Complaints against improper prescriptions and clinical records
Four complaints of unsatisfactory professional conduct were filed against the practitioner, who has been practising for over 30 years and now runs a clinic focused on treatments for sexual health, HIV, Hepatitis, and virology.
The first complaint was that he wrote improper prescriptions for five patients, including that he prescribed them what is known as the "Myers' cocktail." This substance combination is made up of magnesium, calcium, B vitamins, and vitamin C. It is normally used to treat dehydration, fatigue and depression in patients. The assertion against the practitioner states that in writing these prescriptions, his actions were below medical standards and he showed improper conduct, especially for someone at his level and experience.
The second complaint asserted that the practitioner had violated regulations stipulated in the Poisons and Therapeutic Goods Regulation 2008 in order to prescribe a drug for a pharmacist. The third complaint was regarding the practitioner's failure to keep sufficient clinical records.
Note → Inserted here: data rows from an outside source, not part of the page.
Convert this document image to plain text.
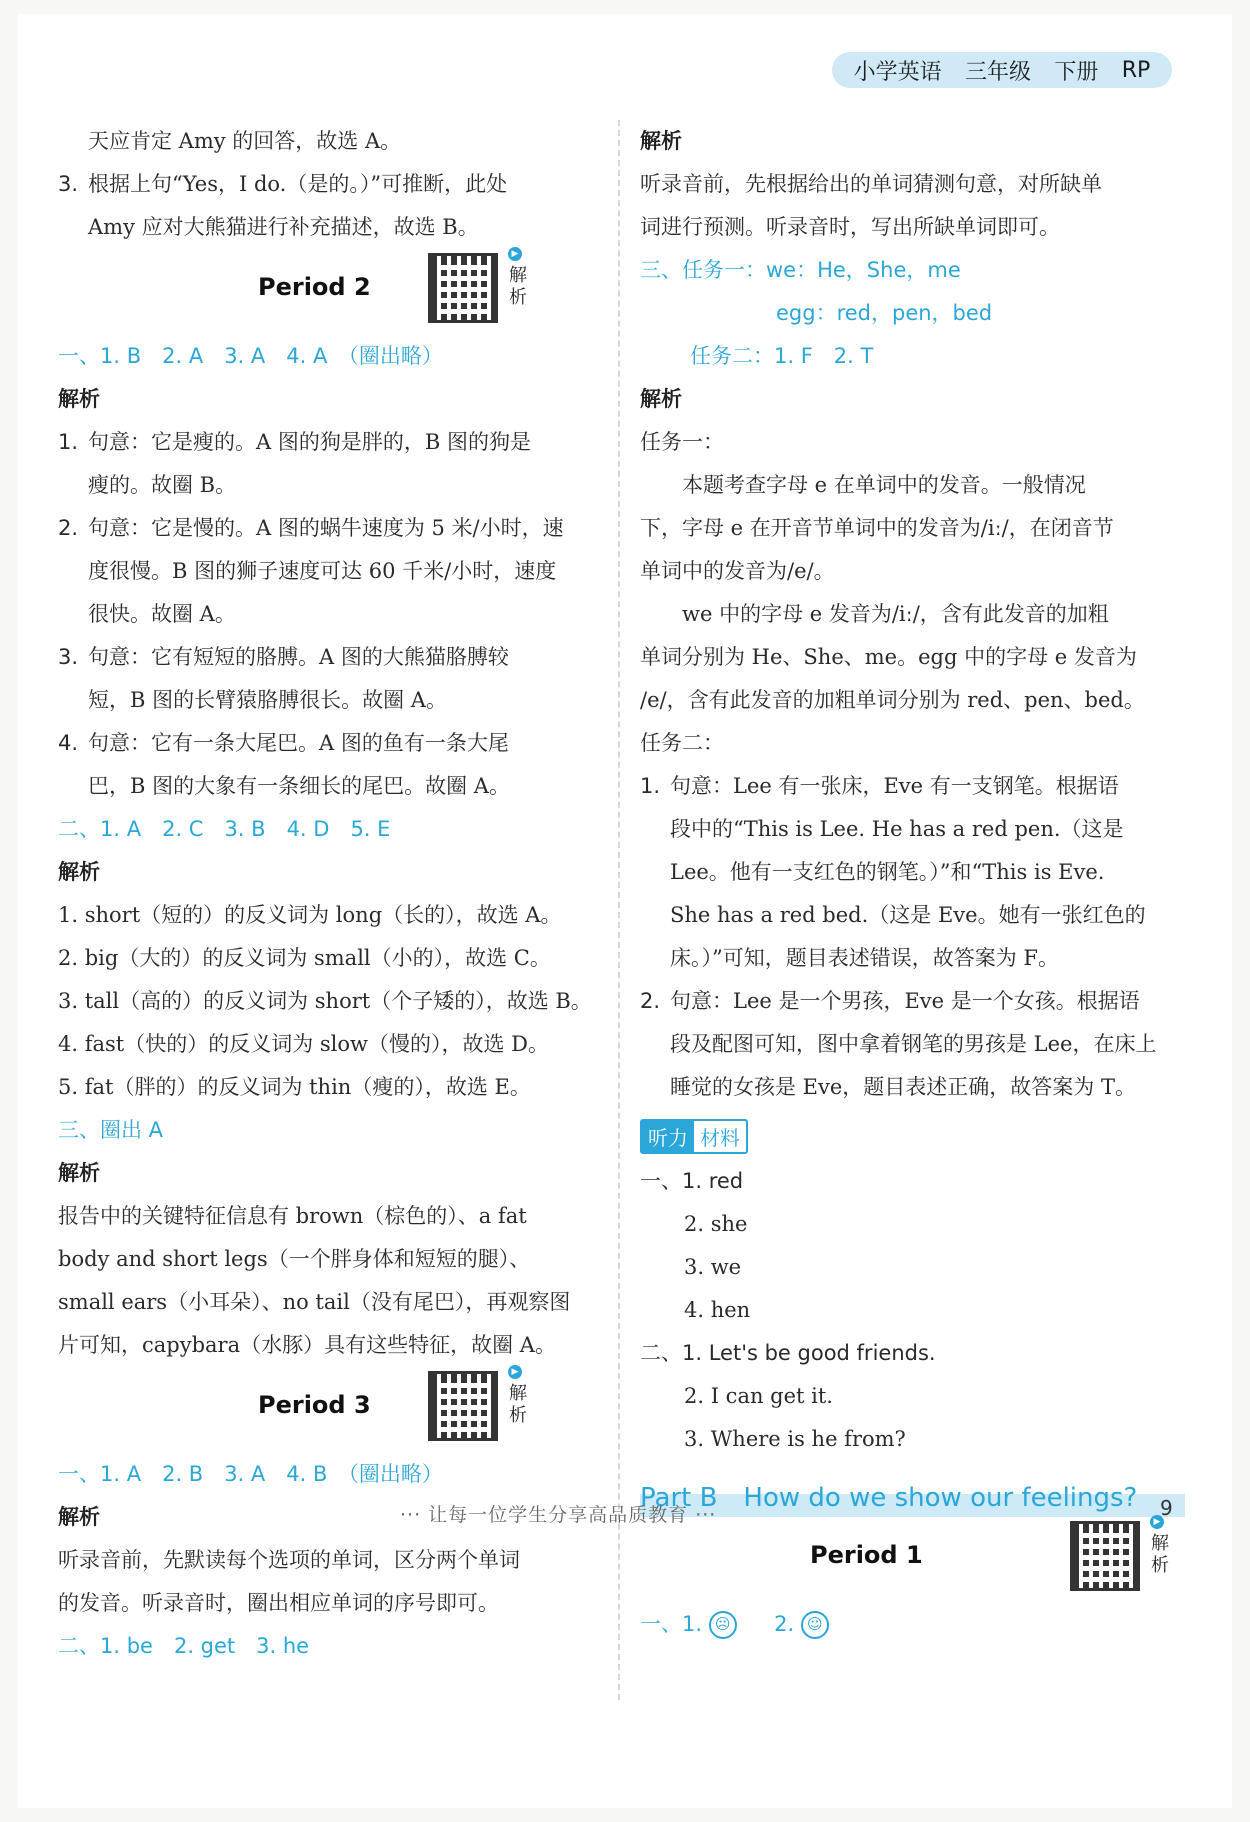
小学英语 三年级 下册 RP

天应肯定 Amy 的回答，故选 A。

3. 根据上句“Yes，I do.（是的。）”可推断，此处

Amy 应对大熊猫进行补充描述，故选 B。

Period 2
▶
解析

一、1. B　2. A　3. A　4. A　（圈出略）

解析

1. 句意：它是瘦的。A 图的狗是胖的，B 图的狗是

瘦的。故圈 B。

2. 句意：它是慢的。A 图的蜗牛速度为 5 米/小时，速

度很慢。B 图的狮子速度可达 60 千米/小时，速度

很快。故圈 A。

3. 句意：它有短短的胳膊。A 图的大熊猫胳膊较

短，B 图的长臂猿胳膊很长。故圈 A。

4. 句意：它有一条大尾巴。A 图的鱼有一条大尾

巴，B 图的大象有一条细长的尾巴。故圈 A。

二、1. A　2. C　3. B　4. D　5. E

解析

1. short（短的）的反义词为 long（长的），故选 A。

2. big（大的）的反义词为 small（小的），故选 C。

3. tall（高的）的反义词为 short（个子矮的），故选 B。

4. fast（快的）的反义词为 slow（慢的），故选 D。

5. fat（胖的）的反义词为 thin（瘦的），故选 E。

三、圈出 A

解析

报告中的关键特征信息有 brown（棕色的）、a fat

body and short legs（一个胖身体和短短的腿）、

small ears（小耳朵）、no tail（没有尾巴），再观察图

片可知，capybara（水豚）具有这些特征，故圈 A。

Period 3
▶
解析

一、1. A　2. B　3. A　4. B　（圈出略）

解析

听录音前，先默读每个选项的单词，区分两个单词

的发音。听录音时，圈出相应单词的序号即可。

二、1. be　2. get　3. he

解析

听录音前，先根据给出的单词猜测句意，对所缺单

词进行预测。听录音时，写出所缺单词即可。

三、任务一：we：He，She，me

egg：red，pen，bed

任务二：1. F　2. T

解析

任务一：

本题考查字母 e 在单词中的发音。一般情况

下，字母 e 在开音节单词中的发音为/iː/，在闭音节

单词中的发音为/e/。

we 中的字母 e 发音为/iː/，含有此发音的加粗

单词分别为 He、She、me。egg 中的字母 e 发音为

/e/，含有此发音的加粗单词分别为 red、pen、bed。

任务二：

1. 句意：Lee 有一张床，Eve 有一支钢笔。根据语

段中的“This is Lee. He has a red pen.（这是

Lee。他有一支红色的钢笔。）”和“This is Eve.

She has a red bed.（这是 Eve。她有一张红色的

床。）”可知，题目表述错误，故答案为 F。

2. 句意：Lee 是一个男孩，Eve 是一个女孩。根据语

段及配图可知，图中拿着钢笔的男孩是 Lee，在床上

睡觉的女孩是 Eve，题目表述正确，故答案为 T。

听力 材料

一、1. red

2. she

3. we

4. hen

二、1. Let's be good friends.

2. I can get it.

3. Where is he from?

Part B　How do we show our feelings?
Period 1
▶
解析

一、1. ☹ 2. ☺

··· 让每一位学生分享高品质教育 ···	9
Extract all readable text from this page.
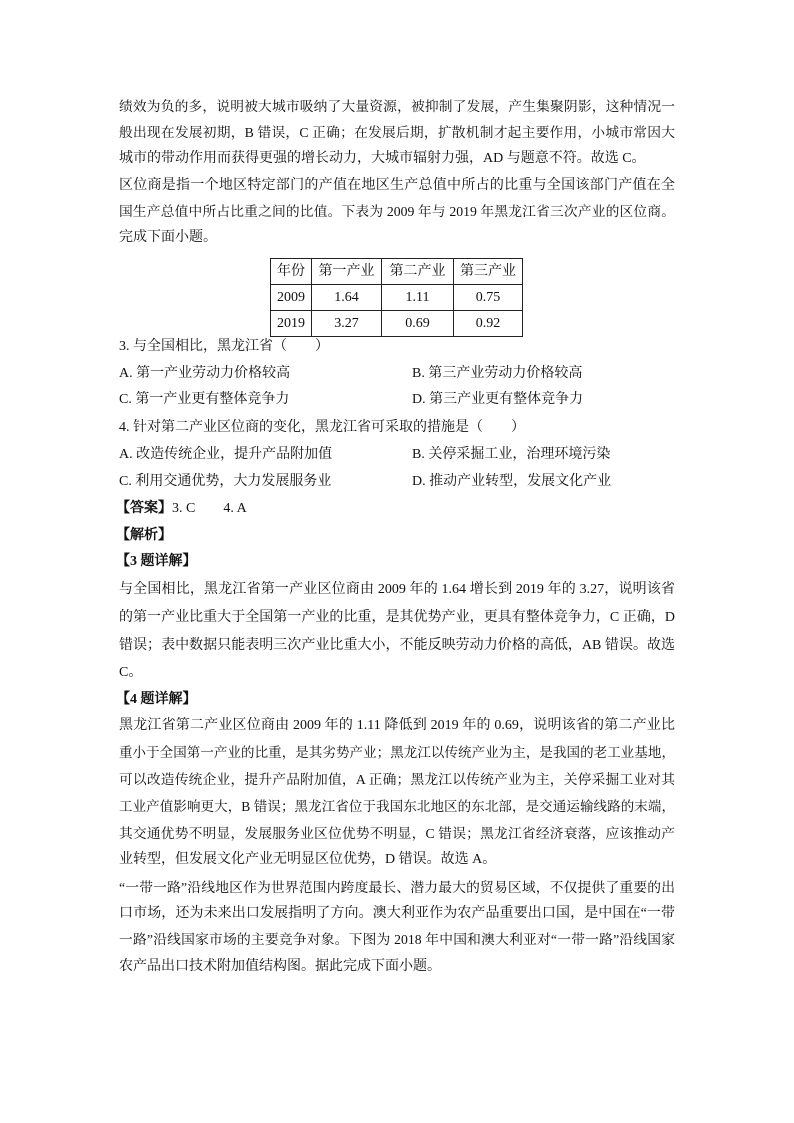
绩效为负的多，说明被大城市吸纳了大量资源，被抑制了发展，产生集聚阴影，这种情况一
般出现在发展初期，B 错误，C 正确；在发展后期，扩散机制才起主要作用，小城市常因大
城市的带动作用而获得更强的增长动力，大城市辐射力强，AD 与题意不符。故选 C。
区位商是指一个地区特定部门的产值在地区生产总值中所占的比重与全国该部门产值在全
国生产总值中所占比重之间的比值。下表为 2009 年与 2019 年黑龙江省三次产业的区位商。
完成下面小题。
年份	第一产业	第二产业	第三产业
2009	1.64	1.11	0.75
2019	3.27	0.69	0.92
3. 与全国相比，黑龙江省（　　）
A. 第一产业劳动力价格较高	B. 第三产业劳动力价格较高
C. 第一产业更有整体竞争力	D. 第三产业更有整体竞争力
4. 针对第二产业区位商的变化，黑龙江省可采取的措施是（　　）
A. 改造传统企业，提升产品附加值	B. 关停采掘工业，治理环境污染
C. 利用交通优势，大力发展服务业	D. 推动产业转型，发展文化产业
【答案】3. C　　4. A
【解析】
【3 题详解】
与全国相比，黑龙江省第一产业区位商由 2009 年的 1.64 增长到 2019 年的 3.27，说明该省
的第一产业比重大于全国第一产业的比重，是其优势产业，更具有整体竞争力，C 正确，D
错误；表中数据只能表明三次产业比重大小，不能反映劳动力价格的高低，AB 错误。故选
C。
【4 题详解】
黑龙江省第二产业区位商由 2009 年的 1.11 降低到 2019 年的 0.69，说明该省的第二产业比
重小于全国第一产业的比重，是其劣势产业；黑龙江以传统产业为主，是我国的老工业基地，
可以改造传统企业，提升产品附加值，A 正确；黑龙江以传统产业为主，关停采掘工业对其
工业产值影响更大，B 错误；黑龙江省位于我国东北地区的东北部，是交通运输线路的末端，
其交通优势不明显，发展服务业区位优势不明显，C 错误；黑龙江省经济衰落，应该推动产
业转型，但发展文化产业无明显区位优势，D 错误。故选 A。
“一带一路”沿线地区作为世界范围内跨度最长、潜力最大的贸易区域，不仅提供了重要的出
口市场，还为未来出口发展指明了方向。澳大利亚作为农产品重要出口国，是中国在“一带
一路”沿线国家市场的主要竞争对象。下图为 2018 年中国和澳大利亚对“一带一路”沿线国家
农产品出口技术附加值结构图。据此完成下面小题。
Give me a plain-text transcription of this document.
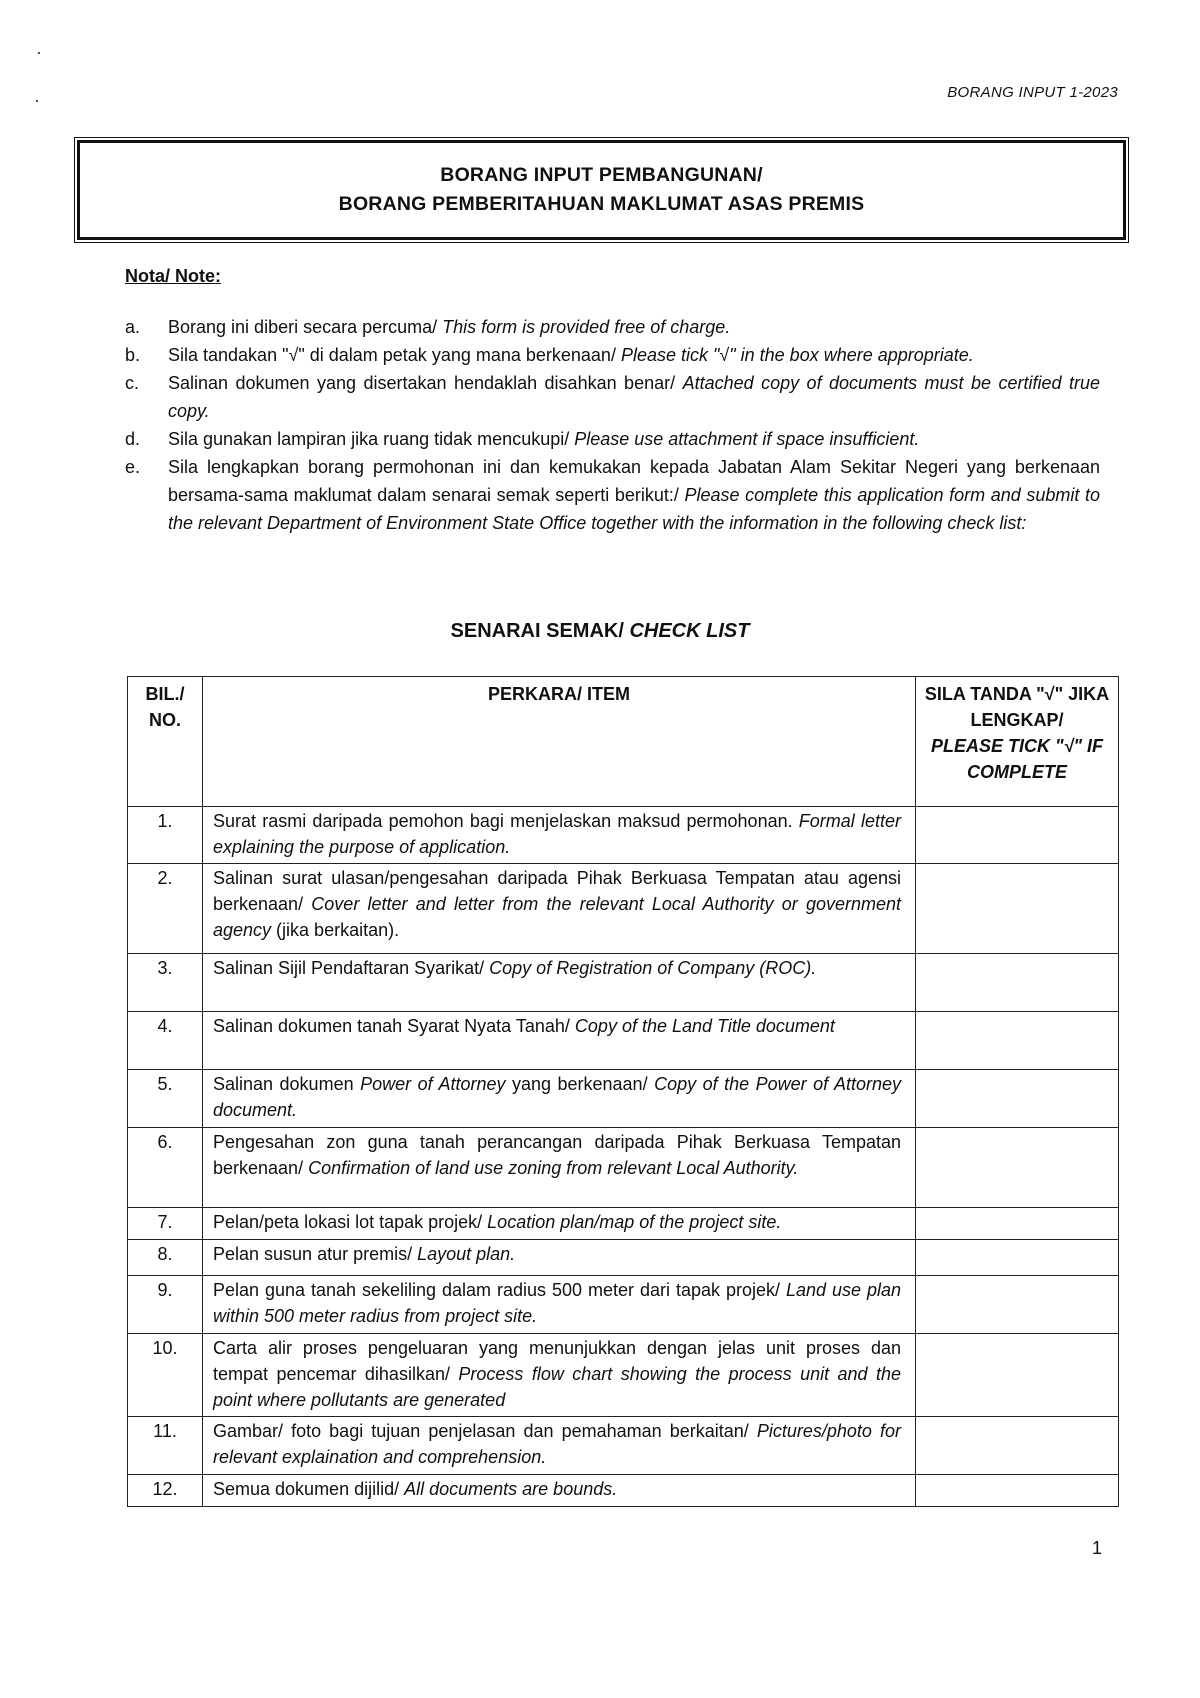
BORANG INPUT 1-2023
BORANG INPUT PEMBANGUNAN/
BORANG PEMBERITAHUAN MAKLUMAT ASAS PREMIS
Nota/ Note:
a.	Borang ini diberi secara percuma/ This form is provided free of charge.
b.	Sila tandakan "√" di dalam petak yang mana berkenaan/ Please tick "√" in the box where appropriate.
c.	Salinan dokumen yang disertakan hendaklah disahkan benar/ Attached copy of documents must be certified true copy.
d.	Sila gunakan lampiran jika ruang tidak mencukupi/ Please use attachment if space insufficient.
e.	Sila lengkapkan borang permohonan ini dan kemukakan kepada Jabatan Alam Sekitar Negeri yang berkenaan bersama-sama maklumat dalam senarai semak seperti berikut:/ Please complete this application form and submit to the relevant Department of Environment State Office together with the information in the following check list:
SENARAI SEMAK/ CHECK LIST
BIL./ NO.	PERKARA/ ITEM	SILA TANDA "√" JIKA LENGKAP/
PLEASE TICK "√" IF COMPLETE
1.	Surat rasmi daripada pemohon bagi menjelaskan maksud permohonan. Formal letter explaining the purpose of application.	
2.	Salinan surat ulasan/pengesahan daripada Pihak Berkuasa Tempatan atau agensi berkenaan/ Cover letter and letter from the relevant Local Authority or government agency (jika berkaitan).	
3.	Salinan Sijil Pendaftaran Syarikat/ Copy of Registration of Company (ROC).	
4.	Salinan dokumen tanah Syarat Nyata Tanah/ Copy of the Land Title document	
5.	Salinan dokumen Power of Attorney yang berkenaan/ Copy of the Power of Attorney document.	
6.	Pengesahan zon guna tanah perancangan daripada Pihak Berkuasa Tempatan berkenaan/ Confirmation of land use zoning from relevant Local Authority.	
7.	Pelan/peta lokasi lot tapak projek/ Location plan/map of the project site.	
8.	Pelan susun atur premis/ Layout plan.	
9.	Pelan guna tanah sekeliling dalam radius 500 meter dari tapak projek/ Land use plan within 500 meter radius from project site.	
10.	Carta alir proses pengeluaran yang menunjukkan dengan jelas unit proses dan tempat pencemar dihasilkan/ Process flow chart showing the process unit and the point where pollutants are generated	
11.	Gambar/ foto bagi tujuan penjelasan dan pemahaman berkaitan/ Pictures/photo for relevant explaination and comprehension.	
12.	Semua dokumen dijilid/ All documents are bounds.	
1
And the fourth complaint asserted that because of the former three points, he had shown professional misconduct that was worthy of suspension or even cancellation of his registration.
Practitioner admits mistakes and decision is made
The practitioner admitted that he wrote these prescriptions and failed to keep adequate records, but asserted that he was guilty only of unsatisfactory professional conduct and not professional misconduct. Indeed, the Tribunal found that he was not guilty of professional misconduct and noted that he showed genuine remorse for his actions.
The practitioner's background in the industry, added to the fact that he had an otherwise unblemished record during his time in the medical field, seemed to help his case. It was ruled that the practitioner should only be cautioned and that he would pay 50 per cent of the Health Care Complaint's Commission's costs of the proceedings.